Yani “özel” insanlarız hepimiz aslında…

Çünkü yirmi sene öncesi ile bugünü karşılaştırmamız istense hayatlarımızın ileri değil geri gittiğini söylecek sayılı toplumlardanız Türkçe konuşan Kıbrıslılar olarak.

Türkiye gibi toplumsal ve sosyal açıdan zamanın geriye aktığı bir yerde bile alt yapısal olarak ilerleme ve değişim yaşanmakta bugün.

Yarın da toplumsal ve sosyal gerilemeye neden olan faktörler ortadan kalktığında “zaman”a uygun bir şekilde hayatına devam edecek Türkiye halkı.

Biz ise dün muhtaç olmadığımız şeylere bugün muhtaç durumdayız…

Yaşadığımız herşey bizim eserimiz.

Elimizde olan şeyleri kaybediyorsak bundan düşmanı sorumlu tutabilir miyiz?

Bir yudum suya muhtaçsak bugün, bunun sorumlusu bize suyunu kesenler midir, yoksa kendi kaynaklarımızla yaşarken başkalarının kaynaklarına bağlanmamıza izin verenler mi?

Çocuğumuzu sokağa çıkarmaktan, devlet okuluna göndermekten korkmamızın sebebi bu korkuya neden olan nüfusu buraya gönderenler midir, yoksa o nüfusu siyasi çıkarları için buraya çağıranlar mı?

Kültürümüz yok olurken, topraklarımız yasemin yerine kan kokuyorsa bugün bunun sorumlusu işgalciler midir yoksa işbirlikçiler mi?

Bu soruları kendimize soruyoruz.

Bu sorularda yer alan taraflara kendimizce birilerini yakıştırıyoruz.
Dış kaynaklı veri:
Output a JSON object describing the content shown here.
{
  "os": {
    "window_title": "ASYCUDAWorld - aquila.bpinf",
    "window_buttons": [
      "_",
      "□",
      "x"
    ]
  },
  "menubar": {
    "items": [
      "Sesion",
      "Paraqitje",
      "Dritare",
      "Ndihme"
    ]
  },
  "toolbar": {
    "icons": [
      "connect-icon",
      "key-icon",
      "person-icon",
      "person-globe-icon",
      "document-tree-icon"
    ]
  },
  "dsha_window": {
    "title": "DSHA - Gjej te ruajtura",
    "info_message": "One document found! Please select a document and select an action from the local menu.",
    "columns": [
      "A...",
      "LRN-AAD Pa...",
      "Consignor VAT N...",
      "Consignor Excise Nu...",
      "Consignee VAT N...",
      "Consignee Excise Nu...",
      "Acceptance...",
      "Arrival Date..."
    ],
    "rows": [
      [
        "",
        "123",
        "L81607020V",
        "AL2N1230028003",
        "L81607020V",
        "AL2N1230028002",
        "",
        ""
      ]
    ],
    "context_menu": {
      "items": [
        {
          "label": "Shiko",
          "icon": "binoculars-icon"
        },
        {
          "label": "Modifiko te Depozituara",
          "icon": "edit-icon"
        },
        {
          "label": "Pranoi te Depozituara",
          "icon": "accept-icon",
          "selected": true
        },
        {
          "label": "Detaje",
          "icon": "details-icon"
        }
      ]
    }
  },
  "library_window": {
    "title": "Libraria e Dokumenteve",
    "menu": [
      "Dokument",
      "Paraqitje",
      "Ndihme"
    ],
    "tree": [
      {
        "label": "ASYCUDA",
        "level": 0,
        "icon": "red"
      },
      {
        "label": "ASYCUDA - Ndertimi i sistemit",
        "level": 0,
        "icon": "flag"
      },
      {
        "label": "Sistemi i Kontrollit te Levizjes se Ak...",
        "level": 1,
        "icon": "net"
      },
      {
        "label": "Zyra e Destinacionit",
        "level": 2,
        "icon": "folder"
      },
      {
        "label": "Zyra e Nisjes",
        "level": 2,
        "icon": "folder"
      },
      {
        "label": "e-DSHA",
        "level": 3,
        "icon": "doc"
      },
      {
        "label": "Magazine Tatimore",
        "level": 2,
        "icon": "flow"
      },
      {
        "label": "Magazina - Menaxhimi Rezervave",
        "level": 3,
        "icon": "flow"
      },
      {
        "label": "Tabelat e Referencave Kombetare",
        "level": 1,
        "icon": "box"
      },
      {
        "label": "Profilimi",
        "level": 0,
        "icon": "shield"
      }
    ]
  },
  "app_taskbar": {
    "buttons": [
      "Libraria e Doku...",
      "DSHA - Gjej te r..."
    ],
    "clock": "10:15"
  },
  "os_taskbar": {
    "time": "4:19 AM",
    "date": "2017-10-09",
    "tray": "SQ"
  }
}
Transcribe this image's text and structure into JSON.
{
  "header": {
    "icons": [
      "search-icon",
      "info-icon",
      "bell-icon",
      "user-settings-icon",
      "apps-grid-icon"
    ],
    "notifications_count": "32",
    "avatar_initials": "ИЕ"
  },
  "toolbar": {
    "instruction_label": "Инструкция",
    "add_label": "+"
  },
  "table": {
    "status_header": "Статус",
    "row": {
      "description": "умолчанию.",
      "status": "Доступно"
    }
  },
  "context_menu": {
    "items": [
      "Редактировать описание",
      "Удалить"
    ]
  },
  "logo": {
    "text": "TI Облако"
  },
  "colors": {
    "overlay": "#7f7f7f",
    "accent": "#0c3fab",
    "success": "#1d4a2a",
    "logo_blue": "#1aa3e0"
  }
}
Ama bunu yaparken aslında bazen gerçeklerin ve cevapların siyahta ya da beyazda değil gride saklı olduğunu unutuyoruz.

Yaşadıklarımızın sorumluları ne bu cehennemi bize dayatanlar, ne de bunu bize dayatanlara yardım edenlerdir.

Asıl sorumlular bunların hepsi yaşanırken susanlardır.

Korkanlardır.

Çekinenlerdir.

Kaçınanlardır.

Fazıl Önder, Ahmet Muzaffer Gürkan, Ayhan Hikmet, Derviş Ali Kavazoğlu, Kutlu Adalı, Raif Denktaş ve niceleri bu yaşananlara karşı susmadılar, korkmadılar, çekinmediler, kaçınmadılar.

Bugün yaşadıklarımızdan sorumlu olan herkesin bir “özeti” ise Mustafa Akıncı’lardır.

Rengini tam belli edemeyen ve yuvarlak cümle üstadı Kıbrıslıların özeti…

Raif gibi bir Denktaş’ın bile söylemeye cesaret edebildiklerini açıkça dile getiremeyen bu Kıbrıslı amatör demagoglar da değil aslında sadece suçlu olan.

Suçun büyüğü bu sahte kahramanların arkasında duran herkestedir…

Kısaca söyleyeyim;

Kendinize sahte kahramanlar yaratmanıza hiçbir zaman gerek yoktu bu adada.

Çünkü bu topraklara yeteri kadar kahraman geldi zaten.

Çoğu öldürülürken sadece izleyip sustunuz, geri kalanını da deli yerine koyup kenara ittiniz…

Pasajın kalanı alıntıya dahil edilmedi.